Für mich war es darum später selbstverständlich, diese beiden auch für mich zu verbinden. Unsere Gäste schätzen sehr, dass ich Ayurveda und Yoga selbst lebe, und ich bin sehr glücklich darüber, meine Herzensthemen nicht nur privat, sondern auch beruflich ausleben zu dürfen. Für mich stellen der Inhalt des Ayurveda und die Organisation der Umsetzung unserer Ayurveda-Kuren für unsere Gäste den perfekten Mix dar und die ethischen Ansätze des Yoga helfen mir sehr in meiner Herangehensweise als Geschäftsführerin, vor allem mit den Mitarbeiter*innen.

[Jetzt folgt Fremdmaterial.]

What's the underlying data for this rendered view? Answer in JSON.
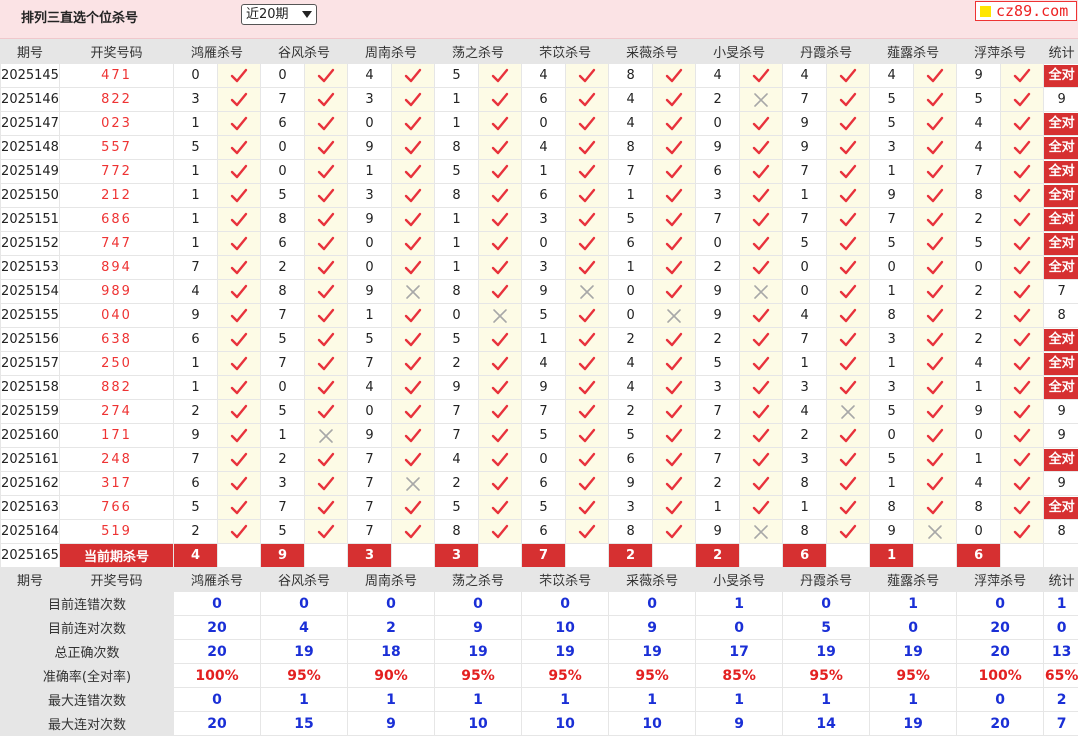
{
  "title": "排列三直选个位杀号",
  "select": {
    "value": "近20期"
  },
  "badge": {
    "text": "cz89.com"
  },
  "headers": {
    "period": "期号",
    "draw": "开奖号码",
    "experts": [
      "鸿雁杀号",
      "谷风杀号",
      "周南杀号",
      "荡之杀号",
      "芣苡杀号",
      "采薇杀号",
      "小旻杀号",
      "丹霞杀号",
      "薤露杀号",
      "浮萍杀号"
    ],
    "stats": "统计"
  },
  "rows": [
    {
      "period": "2025145",
      "draw": "471",
      "kills": [
        "0",
        "0",
        "4",
        "5",
        "4",
        "8",
        "4",
        "4",
        "4",
        "9"
      ],
      "ok": [
        true,
        true,
        true,
        true,
        true,
        true,
        true,
        true,
        true,
        true
      ],
      "stat": "全对"
    },
    {
      "period": "2025146",
      "draw": "822",
      "kills": [
        "3",
        "7",
        "3",
        "1",
        "6",
        "4",
        "2",
        "7",
        "5",
        "5"
      ],
      "ok": [
        true,
        true,
        true,
        true,
        true,
        true,
        false,
        true,
        true,
        true
      ],
      "stat": "9"
    },
    {
      "period": "2025147",
      "draw": "023",
      "kills": [
        "1",
        "6",
        "0",
        "1",
        "0",
        "4",
        "0",
        "9",
        "5",
        "4"
      ],
      "ok": [
        true,
        true,
        true,
        true,
        true,
        true,
        true,
        true,
        true,
        true
      ],
      "stat": "全对"
    },
    {
      "period": "2025148",
      "draw": "557",
      "kills": [
        "5",
        "0",
        "9",
        "8",
        "4",
        "8",
        "9",
        "9",
        "3",
        "4"
      ],
      "ok": [
        true,
        true,
        true,
        true,
        true,
        true,
        true,
        true,
        true,
        true
      ],
      "stat": "全对"
    },
    {
      "period": "2025149",
      "draw": "772",
      "kills": [
        "1",
        "0",
        "1",
        "5",
        "1",
        "7",
        "6",
        "7",
        "1",
        "7"
      ],
      "ok": [
        true,
        true,
        true,
        true,
        true,
        true,
        true,
        true,
        true,
        true
      ],
      "stat": "全对"
    },
    {
      "period": "2025150",
      "draw": "212",
      "kills": [
        "1",
        "5",
        "3",
        "8",
        "6",
        "1",
        "3",
        "1",
        "9",
        "8"
      ],
      "ok": [
        true,
        true,
        true,
        true,
        true,
        true,
        true,
        true,
        true,
        true
      ],
      "stat": "全对"
    },
    {
      "period": "2025151",
      "draw": "686",
      "kills": [
        "1",
        "8",
        "9",
        "1",
        "3",
        "5",
        "7",
        "7",
        "7",
        "2"
      ],
      "ok": [
        true,
        true,
        true,
        true,
        true,
        true,
        true,
        true,
        true,
        true
      ],
      "stat": "全对"
    },
    {
      "period": "2025152",
      "draw": "747",
      "kills": [
        "1",
        "6",
        "0",
        "1",
        "0",
        "6",
        "0",
        "5",
        "5",
        "5"
      ],
      "ok": [
        true,
        true,
        true,
        true,
        true,
        true,
        true,
        true,
        true,
        true
      ],
      "stat": "全对"
    },
    {
      "period": "2025153",
      "draw": "894",
      "kills": [
        "7",
        "2",
        "0",
        "1",
        "3",
        "1",
        "2",
        "0",
        "0",
        "0"
      ],
      "ok": [
        true,
        true,
        true,
        true,
        true,
        true,
        true,
        true,
        true,
        true
      ],
      "stat": "全对"
    },
    {
      "period": "2025154",
      "draw": "989",
      "kills": [
        "4",
        "8",
        "9",
        "8",
        "9",
        "0",
        "9",
        "0",
        "1",
        "2"
      ],
      "ok": [
        true,
        true,
        false,
        true,
        false,
        true,
        false,
        true,
        true,
        true
      ],
      "stat": "7"
    },
    {
      "period": "2025155",
      "draw": "040",
      "kills": [
        "9",
        "7",
        "1",
        "0",
        "5",
        "0",
        "9",
        "4",
        "8",
        "2"
      ],
      "ok": [
        true,
        true,
        true,
        false,
        true,
        false,
        true,
        true,
        true,
        true
      ],
      "stat": "8"
    },
    {
      "period": "2025156",
      "draw": "638",
      "kills": [
        "6",
        "5",
        "5",
        "5",
        "1",
        "2",
        "2",
        "7",
        "3",
        "2"
      ],
      "ok": [
        true,
        true,
        true,
        true,
        true,
        true,
        true,
        true,
        true,
        true
      ],
      "stat": "全对"
    },
    {
      "period": "2025157",
      "draw": "250",
      "kills": [
        "1",
        "7",
        "7",
        "2",
        "4",
        "4",
        "5",
        "1",
        "1",
        "4"
      ],
      "ok": [
        true,
        true,
        true,
        true,
        true,
        true,
        true,
        true,
        true,
        true
      ],
      "stat": "全对"
    },
    {
      "period": "2025158",
      "draw": "882",
      "kills": [
        "1",
        "0",
        "4",
        "9",
        "9",
        "4",
        "3",
        "3",
        "3",
        "1"
      ],
      "ok": [
        true,
        true,
        true,
        true,
        true,
        true,
        true,
        true,
        true,
        true
      ],
      "stat": "全对"
    },
    {
      "period": "2025159",
      "draw": "274",
      "kills": [
        "2",
        "5",
        "0",
        "7",
        "7",
        "2",
        "7",
        "4",
        "5",
        "9"
      ],
      "ok": [
        true,
        true,
        true,
        true,
        true,
        true,
        true,
        false,
        true,
        true
      ],
      "stat": "9"
    },
    {
      "period": "2025160",
      "draw": "171",
      "kills": [
        "9",
        "1",
        "9",
        "7",
        "5",
        "5",
        "2",
        "2",
        "0",
        "0"
      ],
      "ok": [
        true,
        false,
        true,
        true,
        true,
        true,
        true,
        true,
        true,
        true
      ],
      "stat": "9"
    },
    {
      "period": "2025161",
      "draw": "248",
      "kills": [
        "7",
        "2",
        "7",
        "4",
        "0",
        "6",
        "7",
        "3",
        "5",
        "1"
      ],
      "ok": [
        true,
        true,
        true,
        true,
        true,
        true,
        true,
        true,
        true,
        true
      ],
      "stat": "全对"
    },
    {
      "period": "2025162",
      "draw": "317",
      "kills": [
        "6",
        "3",
        "7",
        "2",
        "6",
        "9",
        "2",
        "8",
        "1",
        "4"
      ],
      "ok": [
        true,
        true,
        false,
        true,
        true,
        true,
        true,
        true,
        true,
        true
      ],
      "stat": "9"
    },
    {
      "period": "2025163",
      "draw": "766",
      "kills": [
        "5",
        "7",
        "7",
        "5",
        "5",
        "3",
        "1",
        "1",
        "8",
        "8"
      ],
      "ok": [
        true,
        true,
        true,
        true,
        true,
        true,
        true,
        true,
        true,
        true
      ],
      "stat": "全对"
    },
    {
      "period": "2025164",
      "draw": "519",
      "kills": [
        "2",
        "5",
        "7",
        "8",
        "6",
        "8",
        "9",
        "8",
        "9",
        "0"
      ],
      "ok": [
        true,
        true,
        true,
        true,
        true,
        true,
        false,
        true,
        false,
        true
      ],
      "stat": "8"
    }
  ],
  "current": {
    "period": "2025165",
    "label": "当前期杀号",
    "kills": [
      "4",
      "9",
      "3",
      "3",
      "7",
      "2",
      "2",
      "6",
      "1",
      "6"
    ]
  },
  "summary": [
    {
      "label": "目前连错次数",
      "values": [
        "0",
        "0",
        "0",
        "0",
        "0",
        "0",
        "1",
        "0",
        "1",
        "0"
      ],
      "stat": "1",
      "kind": "stat"
    },
    {
      "label": "目前连对次数",
      "values": [
        "20",
        "4",
        "2",
        "9",
        "10",
        "9",
        "0",
        "5",
        "0",
        "20"
      ],
      "stat": "0",
      "kind": "stat"
    },
    {
      "label": "总正确次数",
      "values": [
        "20",
        "19",
        "18",
        "19",
        "19",
        "19",
        "17",
        "19",
        "19",
        "20"
      ],
      "stat": "13",
      "kind": "stat"
    },
    {
      "label": "准确率(全对率)",
      "values": [
        "100%",
        "95%",
        "90%",
        "95%",
        "95%",
        "95%",
        "85%",
        "95%",
        "95%",
        "100%"
      ],
      "stat": "65%",
      "kind": "rate"
    },
    {
      "label": "最大连错次数",
      "values": [
        "0",
        "1",
        "1",
        "1",
        "1",
        "1",
        "1",
        "1",
        "1",
        "0"
      ],
      "stat": "2",
      "kind": "stat"
    },
    {
      "label": "最大连对次数",
      "values": [
        "20",
        "15",
        "9",
        "10",
        "10",
        "10",
        "9",
        "14",
        "19",
        "20"
      ],
      "stat": "7",
      "kind": "stat"
    }
  ],
  "colors": {
    "accent": "#d63031",
    "check": "#e8323c",
    "cross": "#a8a8a8",
    "stat_blue": "#1a2fd6",
    "header_bg": "#e6e6e6",
    "mark_bg": "#fdfbe6"
  },
  "icons": {
    "ok": "check-icon",
    "wrong": "cross-icon"
  }
}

Das Ayurveda Parkschlösschen in Traben-Trarbach. Foto: Foto: Ayurveda Parkschlösschen

Das Ayurveda Parkschlösschen in Traben-Trarbach. Foto: Foto: Ayurveda Parkschlösschen

Euer Ziel ist es, den Gästen authentisches Ayurveda näherzubringen. Was macht für dich persönlich Ayurveda (in unserer Zeit) so wertvoll?

Ayurveda ist meiner Meinung nach schlichtweg grandios. Es ist das Wissen vom Leben und beschreibt die Grundprinzipien der Natur. Dies ist für mich eine Anleitung, um mein volles Potenzial auszuschöpfen, also maximal gesund zu sein, das Optimum meines Wohlbefindens aufrechtzuerhalten, stets voller Energie zu sein, viel leisten zu können, um meine Wünsche und Ziele zu erreichen und dabei auch maximal innerlich ausgeglichen und zufrieden zu sein.

Ayurveda ist so alt wie die Menschheit selbst und wird niemals aus der Mode kommen, denn wir sind ein Produkt der Natur und unterliegen den Naturgesetzen. Teilweise sind in den alten Schriften natürlich aber auch Dinge beschrieben, die heutzutage anderen Bedingungen unterliegen. Darum dürfen die Inhalte teils anhand ayurvedischer Denkprinzipien auf die Moderne übertragen werden.

In der Essenz bedeutet für mich ayurvedisch zu leben, auf die Bedürfnisse meines Körpers zu hören. Das heißt, all seine Signale zu verstehen und ihn so zu behandeln, dass er seine Funktionen einwandfrei ausführen kann. Denn dann arbeitet er im besten Sinne FÜR mich. Das Gleiche gilt für meine emotional-mentale Ebene. Und dort spielt weitgehend auch die Spiritualität bzw. Yogaphilosophie hinein. Ich bin sehr dankbar über all das Wissen, welches ich praktisch tagein, tagaus einsetzen darf, um mich richtig gut zu fühlen.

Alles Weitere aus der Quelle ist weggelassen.